Figure 3: The multi-turn improvement performance brought by AgenTracer compared with classical agent reflection baselines, Self-Refine, and CRITIC.
- Performance gains of 4.8–14.2% are observed when AgenTracer's feedback is injected into agentic systems, whereas classical reflection-based methods (Self-Refine, CRITIC) often fail to improve or even degrade performance.
- Generalization to unseen systems and domains: AgenTracer's improvements are consistent across both seen and unseen agentic frameworks and benchmarks, demonstrating strong transferability.
Qualitative Analysis: Attribution in Long-Horizon Tasks
AgenTracer demonstrates superior diagnostic granularity in complex, long-chain tasks.
Figure 4: Case paper of failure attribution in a long-chain document analysis task, comparing Qwen3-8B, Claude-4-Sonnet, and AgenTracer.
- Early, subtle error detection: AgenTracer identifies root causes originating early in the trajectory (e.g., incorrect file retrieval at Step 2), which are missed by both smaller and larger LLMs that focus on surface-level execution errors.
- Actionable explanations: The model provides structured, interpretable rationales, facilitating targeted debugging and system retraining.
Theoretical and Practical Implications
AgenTracer advances the state of agentic system reliability by providing a scalable, automated approach to failure attribution. The counterfactual replay and programmatic fault injection methodology enables the construction of large, diverse, and high-precision datasets, addressing a major bottleneck in agentic system evaluation and improvement. The RL-based tracer, with its multi-granular reward, demonstrates that targeted post-training can yield specialized diagnostic capabilities that general-purpose LLMs lack, even at much larger scales.
The results challenge the assumption that larger LLMs or access to ground-truth solutions are sufficient for robust failure attribution. Instead, domain-specific training and reward shaping are critical. The demonstrated performance gains in self-correcting agentic systems suggest a path toward autonomous, self-evolving AI collectives with reduced human intervention in debugging and retraining.
Future Directions
- Scaling to more complex, open-ended environments: Extending the counterfactual annotation pipeline to tasks with non-deterministic or partially observable outcomes.
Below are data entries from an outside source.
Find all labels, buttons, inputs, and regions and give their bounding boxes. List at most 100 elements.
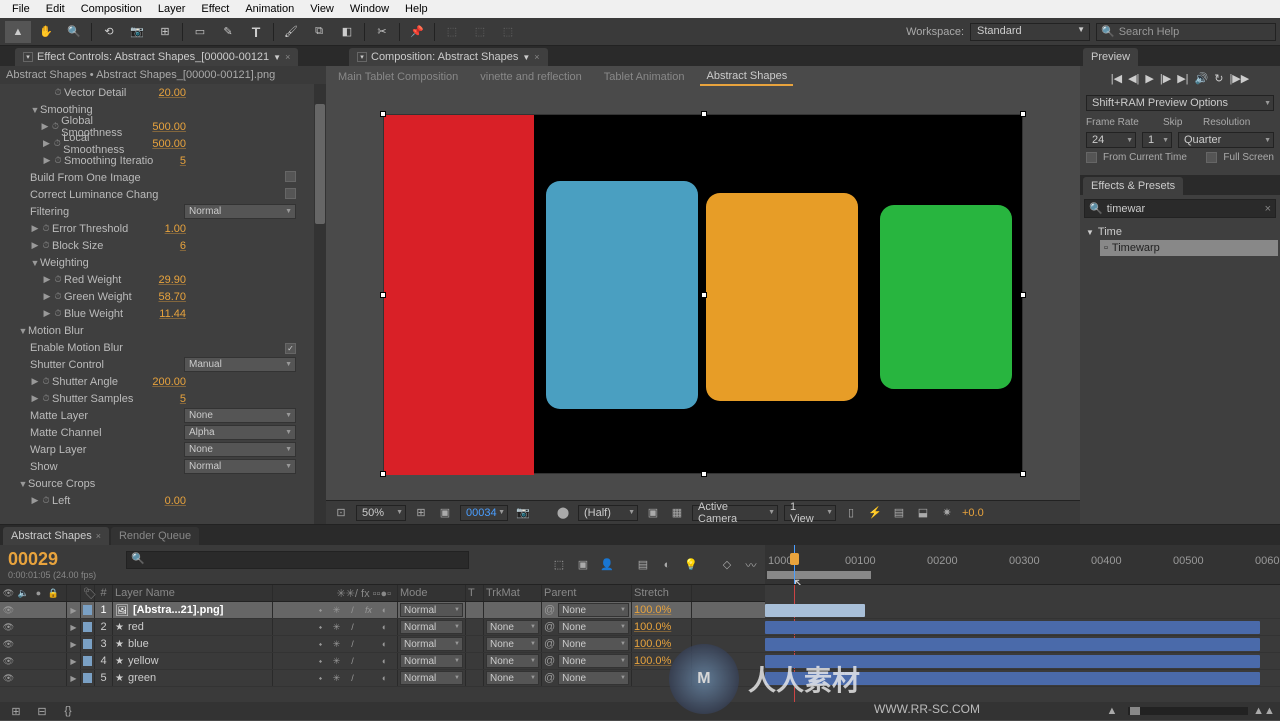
- brush-tool-icon[interactable]: 🖌: [278, 21, 304, 43]
- preview-resolution-select[interactable]: Quarter: [1178, 132, 1274, 148]
- menu-edit[interactable]: Edit: [38, 1, 73, 17]
- breadcrumb-item[interactable]: Tablet Animation: [598, 69, 691, 85]
- property-value[interactable]: 11.44: [159, 308, 186, 320]
- parent-select[interactable]: None: [558, 637, 629, 651]
- property-row[interactable]: Enable Motion Blur: [0, 339, 326, 356]
- property-row[interactable]: Build From One Image: [0, 169, 326, 186]
- loop-icon[interactable]: ↻: [1214, 72, 1223, 85]
- label-color[interactable]: [83, 605, 92, 615]
- property-row[interactable]: Matte LayerNone: [0, 407, 326, 424]
- always-preview-icon[interactable]: ⊡: [332, 505, 350, 521]
- camera-select[interactable]: Active Camera: [692, 505, 778, 521]
- layer-bar[interactable]: [765, 655, 1260, 668]
- layer-name[interactable]: red: [128, 621, 144, 633]
- selection-handle[interactable]: [380, 471, 386, 477]
- time-ruler[interactable]: 1000 00100 00200 00300 00400 00500 0060 …: [765, 545, 1280, 584]
- property-row[interactable]: ▶⏱Smoothing Iteratio5: [0, 152, 326, 169]
- video-toggle-icon[interactable]: 👁: [2, 604, 15, 617]
- checkbox[interactable]: [285, 343, 296, 354]
- pixel-ar-icon[interactable]: ▯: [842, 505, 860, 521]
- effects-item-timewarp[interactable]: ▫Timewarp: [1100, 240, 1278, 256]
- view-axis-icon[interactable]: ⬚: [495, 21, 521, 43]
- motion-blur-toggle-icon[interactable]: ◐: [378, 621, 391, 634]
- comp-mini-flowchart-icon[interactable]: ⬚: [549, 555, 569, 575]
- twirl-icon[interactable]: ▼: [18, 479, 28, 489]
- exposure-value[interactable]: +0.0: [962, 507, 984, 519]
- quality-icon[interactable]: /: [346, 621, 359, 634]
- eraser-tool-icon[interactable]: ◧: [334, 21, 360, 43]
- stopwatch-icon[interactable]: ⏱: [52, 155, 64, 167]
- layer-name[interactable]: yellow: [128, 655, 159, 667]
- property-value[interactable]: 500.00: [152, 138, 186, 150]
- track-row[interactable]: [765, 653, 1280, 670]
- twirl-icon[interactable]: ▶: [40, 121, 50, 132]
- property-row[interactable]: FilteringNormal: [0, 203, 326, 220]
- layer-name[interactable]: blue: [128, 638, 149, 650]
- checkbox[interactable]: [285, 171, 296, 182]
- timeline-icon[interactable]: ▤: [890, 505, 908, 521]
- property-value[interactable]: 5: [180, 155, 186, 167]
- layer-row[interactable]: 👁 ▶ 5 ★green ⬩✳/◐ Normal None @None: [0, 670, 765, 687]
- parent-select[interactable]: None: [558, 620, 629, 634]
- trkmat-select[interactable]: None: [486, 671, 539, 685]
- effect-controls-tab[interactable]: ▾ Effect Controls: Abstract Shapes_[0000…: [15, 48, 298, 66]
- resolution-select[interactable]: (Half): [578, 505, 638, 521]
- property-row[interactable]: ▼Source Crops: [0, 475, 326, 492]
- menu-window[interactable]: Window: [342, 1, 397, 17]
- video-toggle-icon[interactable]: 👁: [2, 638, 15, 651]
- quality-icon[interactable]: /: [346, 604, 359, 617]
- pickwhip-icon[interactable]: @: [544, 638, 555, 650]
- label-column-icon[interactable]: 🏷: [81, 585, 95, 601]
- property-row[interactable]: ▶⏱Left0.00: [0, 492, 326, 509]
- property-value[interactable]: 58.70: [158, 291, 186, 303]
- label-color[interactable]: [83, 673, 92, 683]
- property-row[interactable]: ▶⏱Shutter Samples5: [0, 390, 326, 407]
- property-row[interactable]: ▶⏱Blue Weight11.44: [0, 305, 326, 322]
- blend-mode-select[interactable]: Normal: [400, 671, 463, 685]
- text-tool-icon[interactable]: T: [243, 21, 269, 43]
- property-row[interactable]: ▶⏱Block Size6: [0, 237, 326, 254]
- blend-mode-select[interactable]: Normal: [400, 637, 463, 651]
- property-row[interactable]: Correct Luminance Chang: [0, 186, 326, 203]
- composition-tab[interactable]: ▾ Composition: Abstract Shapes ▼ ×: [349, 48, 548, 66]
- twirl-icon[interactable]: ▶: [30, 495, 40, 506]
- collapse-icon[interactable]: ✳: [330, 604, 343, 617]
- checkbox[interactable]: [285, 188, 296, 199]
- menu-animation[interactable]: Animation: [237, 1, 302, 17]
- timeline-tab[interactable]: Abstract Shapes×: [3, 527, 109, 545]
- property-row[interactable]: ▶⏱Shutter Angle200.00: [0, 373, 326, 390]
- stopwatch-icon[interactable]: ⏱: [52, 291, 64, 303]
- property-row[interactable]: ▼Smoothing: [0, 101, 326, 118]
- property-value[interactable]: 200.00: [152, 376, 186, 388]
- effects-presets-tab[interactable]: Effects & Presets: [1083, 177, 1183, 195]
- hide-shy-icon[interactable]: 👤: [597, 555, 617, 575]
- motion-blur-toggle-icon[interactable]: ◐: [378, 672, 391, 685]
- shape-yellow[interactable]: [706, 193, 858, 401]
- rotation-tool-icon[interactable]: ⟲: [96, 21, 122, 43]
- selection-handle[interactable]: [380, 111, 386, 117]
- pickwhip-icon[interactable]: @: [544, 655, 555, 667]
- selection-handle[interactable]: [380, 292, 386, 298]
- layer-bar[interactable]: [765, 621, 1260, 634]
- dropdown[interactable]: Normal: [184, 459, 296, 474]
- selection-tool-icon[interactable]: ▲: [5, 21, 31, 43]
- zoom-select[interactable]: 50%: [356, 505, 406, 521]
- stretch-value[interactable]: 100.0%: [634, 638, 671, 650]
- label-color[interactable]: [83, 639, 92, 649]
- shape-green[interactable]: [880, 205, 1012, 389]
- breadcrumb-item[interactable]: Main Tablet Composition: [332, 69, 464, 85]
- close-icon[interactable]: ×: [285, 52, 290, 62]
- menu-effect[interactable]: Effect: [193, 1, 237, 17]
- twirl-icon[interactable]: ▶: [42, 155, 52, 166]
- current-frame[interactable]: 00034: [460, 505, 508, 521]
- preview-tab[interactable]: Preview: [1083, 48, 1138, 66]
- stretch-value[interactable]: 100.0%: [634, 655, 671, 667]
- property-value[interactable]: 20.00: [158, 87, 186, 99]
- blend-mode-select[interactable]: Normal: [400, 603, 463, 617]
- stretch-value[interactable]: 100.0%: [634, 604, 671, 616]
- twirl-icon[interactable]: ▶: [30, 393, 40, 404]
- quality-icon[interactable]: /: [346, 638, 359, 651]
- twirl-icon[interactable]: ▶: [70, 623, 76, 632]
- zoom-in-icon[interactable]: ▲▲: [1254, 701, 1274, 721]
- layer-name[interactable]: green: [128, 672, 156, 684]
- Integration with agentic credit assignment and reward modeling: Leveraging failure attribution for more efficient RL and meta-learning in multi-agent settings.
- Automated system design and orchestration: Using attribution signals to inform agent selection, role assignment, and communication topology in evolving agentic architectures.
Conclusion
AgenTracer establishes a principled, automated framework for failure attribution in LLM-based agentic systems, achieving substantial improvements over both open and proprietary LLMs in diagnostic accuracy and practical system improvement. The approach enables actionable, fine-grained feedback for self-correcting multi-agent AI, marking a significant step toward resilient, autonomous collective intelligence.